もうひとつの、蜜白玉のひとりごと

些細な出来事と記憶の欠片

転校生の能力

しゃべり方について指摘されることがたまにある。自分では特に人と違ったしゃべり方をしているつもりはないので、指摘されると、え?そうですか?とドキリとする。そして、以前にもこんなことあったよなあ、と思い出すのだ。

子どもの頃は父の仕事の都合で全国をほぼ3年単位で転々としていたから、自分では標準語を話しているつもりでも、自然とあっちこっちの方言やなまりが混ざってしまった。
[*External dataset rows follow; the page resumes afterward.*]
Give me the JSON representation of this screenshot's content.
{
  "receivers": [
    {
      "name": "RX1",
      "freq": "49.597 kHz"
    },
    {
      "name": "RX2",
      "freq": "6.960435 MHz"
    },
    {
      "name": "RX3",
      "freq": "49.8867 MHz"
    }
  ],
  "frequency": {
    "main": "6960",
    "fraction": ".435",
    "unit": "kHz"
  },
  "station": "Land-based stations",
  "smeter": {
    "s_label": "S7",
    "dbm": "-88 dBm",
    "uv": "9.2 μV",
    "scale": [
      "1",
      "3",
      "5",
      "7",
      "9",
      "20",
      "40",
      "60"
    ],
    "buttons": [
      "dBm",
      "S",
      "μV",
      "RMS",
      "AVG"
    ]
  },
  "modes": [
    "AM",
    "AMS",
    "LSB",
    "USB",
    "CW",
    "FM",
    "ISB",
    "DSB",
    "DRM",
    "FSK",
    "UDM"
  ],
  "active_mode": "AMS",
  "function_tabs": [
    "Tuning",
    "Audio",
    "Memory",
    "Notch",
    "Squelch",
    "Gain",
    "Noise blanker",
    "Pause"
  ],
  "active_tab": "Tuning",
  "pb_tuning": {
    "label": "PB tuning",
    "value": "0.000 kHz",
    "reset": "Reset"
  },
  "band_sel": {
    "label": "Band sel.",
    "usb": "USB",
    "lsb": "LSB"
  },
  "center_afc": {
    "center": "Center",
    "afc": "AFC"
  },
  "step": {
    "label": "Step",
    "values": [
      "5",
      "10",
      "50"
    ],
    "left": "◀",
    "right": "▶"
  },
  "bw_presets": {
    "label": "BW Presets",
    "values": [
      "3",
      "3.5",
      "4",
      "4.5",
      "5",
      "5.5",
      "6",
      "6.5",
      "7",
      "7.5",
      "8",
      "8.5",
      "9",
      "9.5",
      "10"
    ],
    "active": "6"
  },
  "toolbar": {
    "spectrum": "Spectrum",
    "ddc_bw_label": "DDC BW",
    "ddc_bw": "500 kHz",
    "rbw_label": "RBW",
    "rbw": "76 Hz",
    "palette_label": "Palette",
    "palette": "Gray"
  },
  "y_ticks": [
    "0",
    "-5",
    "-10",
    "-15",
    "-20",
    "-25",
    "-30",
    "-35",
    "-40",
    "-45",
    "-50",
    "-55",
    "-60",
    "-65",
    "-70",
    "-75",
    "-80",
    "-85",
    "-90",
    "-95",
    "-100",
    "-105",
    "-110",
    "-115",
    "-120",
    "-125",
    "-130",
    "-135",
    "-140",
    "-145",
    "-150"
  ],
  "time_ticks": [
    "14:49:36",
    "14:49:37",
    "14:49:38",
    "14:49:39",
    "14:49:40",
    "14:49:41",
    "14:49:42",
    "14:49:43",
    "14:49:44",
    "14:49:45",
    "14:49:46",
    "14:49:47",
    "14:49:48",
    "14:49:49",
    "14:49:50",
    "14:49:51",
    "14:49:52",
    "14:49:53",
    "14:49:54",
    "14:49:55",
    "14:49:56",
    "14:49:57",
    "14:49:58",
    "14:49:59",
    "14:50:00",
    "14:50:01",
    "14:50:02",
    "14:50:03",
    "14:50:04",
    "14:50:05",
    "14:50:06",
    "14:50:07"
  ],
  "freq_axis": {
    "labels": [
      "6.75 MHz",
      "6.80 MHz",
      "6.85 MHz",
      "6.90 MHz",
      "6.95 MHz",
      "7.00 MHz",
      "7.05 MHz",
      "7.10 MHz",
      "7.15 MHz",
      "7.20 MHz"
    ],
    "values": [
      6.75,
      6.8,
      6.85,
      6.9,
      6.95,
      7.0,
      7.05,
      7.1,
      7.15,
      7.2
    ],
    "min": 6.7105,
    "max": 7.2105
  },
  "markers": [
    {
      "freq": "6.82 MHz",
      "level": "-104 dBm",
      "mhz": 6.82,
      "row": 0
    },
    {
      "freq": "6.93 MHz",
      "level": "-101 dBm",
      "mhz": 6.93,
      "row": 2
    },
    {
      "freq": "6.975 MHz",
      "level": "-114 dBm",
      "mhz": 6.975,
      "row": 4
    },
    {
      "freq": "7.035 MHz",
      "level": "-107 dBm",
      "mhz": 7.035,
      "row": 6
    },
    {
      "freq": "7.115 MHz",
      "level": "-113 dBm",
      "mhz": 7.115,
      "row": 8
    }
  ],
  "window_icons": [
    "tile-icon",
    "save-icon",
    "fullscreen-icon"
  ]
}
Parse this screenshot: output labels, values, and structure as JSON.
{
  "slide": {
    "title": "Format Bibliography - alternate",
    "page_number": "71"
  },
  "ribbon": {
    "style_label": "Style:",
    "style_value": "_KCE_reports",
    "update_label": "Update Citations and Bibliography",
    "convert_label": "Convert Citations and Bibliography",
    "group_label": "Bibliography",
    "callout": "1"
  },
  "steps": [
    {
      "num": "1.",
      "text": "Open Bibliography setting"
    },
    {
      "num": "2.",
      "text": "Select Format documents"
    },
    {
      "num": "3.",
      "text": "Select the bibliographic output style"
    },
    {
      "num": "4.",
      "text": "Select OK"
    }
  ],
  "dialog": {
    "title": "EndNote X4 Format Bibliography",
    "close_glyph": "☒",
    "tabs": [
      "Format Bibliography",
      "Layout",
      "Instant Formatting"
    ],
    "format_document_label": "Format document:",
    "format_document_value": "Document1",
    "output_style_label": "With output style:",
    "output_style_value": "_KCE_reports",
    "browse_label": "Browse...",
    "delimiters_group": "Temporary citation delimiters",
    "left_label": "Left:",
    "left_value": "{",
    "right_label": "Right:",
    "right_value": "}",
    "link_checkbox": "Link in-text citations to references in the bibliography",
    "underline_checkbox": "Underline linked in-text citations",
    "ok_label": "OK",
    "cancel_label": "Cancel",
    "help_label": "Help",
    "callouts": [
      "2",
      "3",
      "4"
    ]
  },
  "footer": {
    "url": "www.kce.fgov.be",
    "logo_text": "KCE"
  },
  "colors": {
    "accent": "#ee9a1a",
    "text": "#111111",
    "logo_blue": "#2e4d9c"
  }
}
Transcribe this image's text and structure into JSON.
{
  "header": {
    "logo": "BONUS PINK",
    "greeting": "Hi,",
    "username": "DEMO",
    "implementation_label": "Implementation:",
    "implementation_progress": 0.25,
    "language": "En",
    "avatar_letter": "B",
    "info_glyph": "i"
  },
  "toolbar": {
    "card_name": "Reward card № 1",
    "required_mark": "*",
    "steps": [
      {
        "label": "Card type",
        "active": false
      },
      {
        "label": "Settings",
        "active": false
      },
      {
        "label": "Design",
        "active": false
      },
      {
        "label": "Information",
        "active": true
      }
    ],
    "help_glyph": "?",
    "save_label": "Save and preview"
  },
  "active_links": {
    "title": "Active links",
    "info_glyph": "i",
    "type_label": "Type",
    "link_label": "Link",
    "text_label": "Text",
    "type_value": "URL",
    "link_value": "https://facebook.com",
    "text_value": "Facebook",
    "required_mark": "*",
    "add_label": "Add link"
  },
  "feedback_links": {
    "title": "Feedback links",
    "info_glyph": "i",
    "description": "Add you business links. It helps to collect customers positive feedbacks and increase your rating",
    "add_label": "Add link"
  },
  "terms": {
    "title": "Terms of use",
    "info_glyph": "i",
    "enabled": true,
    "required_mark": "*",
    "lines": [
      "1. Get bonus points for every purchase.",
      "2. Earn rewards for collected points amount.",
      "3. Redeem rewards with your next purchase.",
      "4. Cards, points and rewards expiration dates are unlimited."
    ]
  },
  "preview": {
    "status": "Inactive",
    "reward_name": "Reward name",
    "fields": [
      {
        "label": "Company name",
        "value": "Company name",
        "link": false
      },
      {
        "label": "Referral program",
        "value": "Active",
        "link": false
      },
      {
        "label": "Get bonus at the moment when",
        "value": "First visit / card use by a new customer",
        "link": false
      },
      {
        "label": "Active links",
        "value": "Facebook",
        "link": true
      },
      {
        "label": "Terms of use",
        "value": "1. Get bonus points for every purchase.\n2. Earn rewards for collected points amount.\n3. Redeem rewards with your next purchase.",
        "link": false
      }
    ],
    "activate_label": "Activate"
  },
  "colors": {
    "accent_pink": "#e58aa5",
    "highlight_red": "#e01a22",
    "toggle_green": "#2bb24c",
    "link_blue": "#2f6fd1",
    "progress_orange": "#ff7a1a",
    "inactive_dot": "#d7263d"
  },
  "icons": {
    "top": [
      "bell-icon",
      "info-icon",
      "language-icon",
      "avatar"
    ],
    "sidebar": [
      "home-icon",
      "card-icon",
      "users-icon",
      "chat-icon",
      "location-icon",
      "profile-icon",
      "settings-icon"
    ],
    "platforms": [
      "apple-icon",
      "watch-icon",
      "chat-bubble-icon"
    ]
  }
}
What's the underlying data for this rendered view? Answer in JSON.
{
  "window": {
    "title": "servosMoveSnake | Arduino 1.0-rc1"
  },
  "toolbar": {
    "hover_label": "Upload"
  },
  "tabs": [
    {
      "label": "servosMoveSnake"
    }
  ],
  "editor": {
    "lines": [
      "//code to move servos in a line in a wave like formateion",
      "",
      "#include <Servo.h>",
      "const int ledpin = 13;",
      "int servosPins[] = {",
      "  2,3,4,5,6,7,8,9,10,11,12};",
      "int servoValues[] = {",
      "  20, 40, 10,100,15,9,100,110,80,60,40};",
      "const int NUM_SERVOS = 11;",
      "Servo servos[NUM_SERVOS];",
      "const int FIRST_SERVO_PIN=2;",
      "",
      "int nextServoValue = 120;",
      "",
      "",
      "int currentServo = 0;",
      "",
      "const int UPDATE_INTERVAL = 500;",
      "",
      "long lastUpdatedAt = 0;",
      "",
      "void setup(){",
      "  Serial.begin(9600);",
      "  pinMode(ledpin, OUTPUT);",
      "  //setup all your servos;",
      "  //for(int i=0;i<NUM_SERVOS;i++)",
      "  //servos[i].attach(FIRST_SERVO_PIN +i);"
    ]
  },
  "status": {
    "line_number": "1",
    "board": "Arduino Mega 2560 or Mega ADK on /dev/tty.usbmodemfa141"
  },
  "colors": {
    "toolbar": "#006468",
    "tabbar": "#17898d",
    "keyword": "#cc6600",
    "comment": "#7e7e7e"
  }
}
なんとも言えない、どこのものでもない変な言葉を話しているに違いない。言葉だけでなく、相槌の打ち方とか、間の取り方とか、しまいには部活でのかけ声のかけ方まで、変だしみんなと違う(から邪魔だ)、と言われたこともある。学生時代はそれでちょっと傷ついたような気持ちになったりもしたものだけれど、今になってみると、おや、あんた、よく気がついたね、とほくそ笑むくらいの余裕はできたかもしれない。年をとるって便利なことだと思う。

転校先でその土地になじむにはまず相手の言っていることをいち早く理解して、そして真似ることだ。意味のわからない方言は文脈から推測し、相手と違うイントネーションの言葉がうっかり口をついて出てつまはじきにされないように、とにかく耳をすませて相手の言葉の音をとる。転校生ならではの能力だと自負しているが果たして。

今でもその感覚はいきていて、テレビドラマがなまっているとしばらくは自分もなまってしゃべっている。最近は「あまちゃん」を見たあとにその傾向が強い。家に帰ってきて、「あまちゃん」今日どうだった?と何気なく聞く夫に対して、嬉々としてなまりとともにあらすじを伝える。場面の転換、おもしろかったセリフ、人物の表情、劇中のカラオケで歌われた歌まで、覚えている限り再現する。あまりに時間がかかるので、ビデオにとって見た方が早いんじゃないかと思う。

そんなわけで最近は、しゃべり方が変、と言われても落ち込むどころか、そりゃあそうだ、私の言葉の形成時期がへんてこりんだったから仕方ねえべ、と返したらおもしろいんじゃないか、くらいに思っている。まあ、興味を持って言ってくれる人と、単に気に入らないからふっかけてくる人とでは、返す言葉も変わってくるわけだけれど。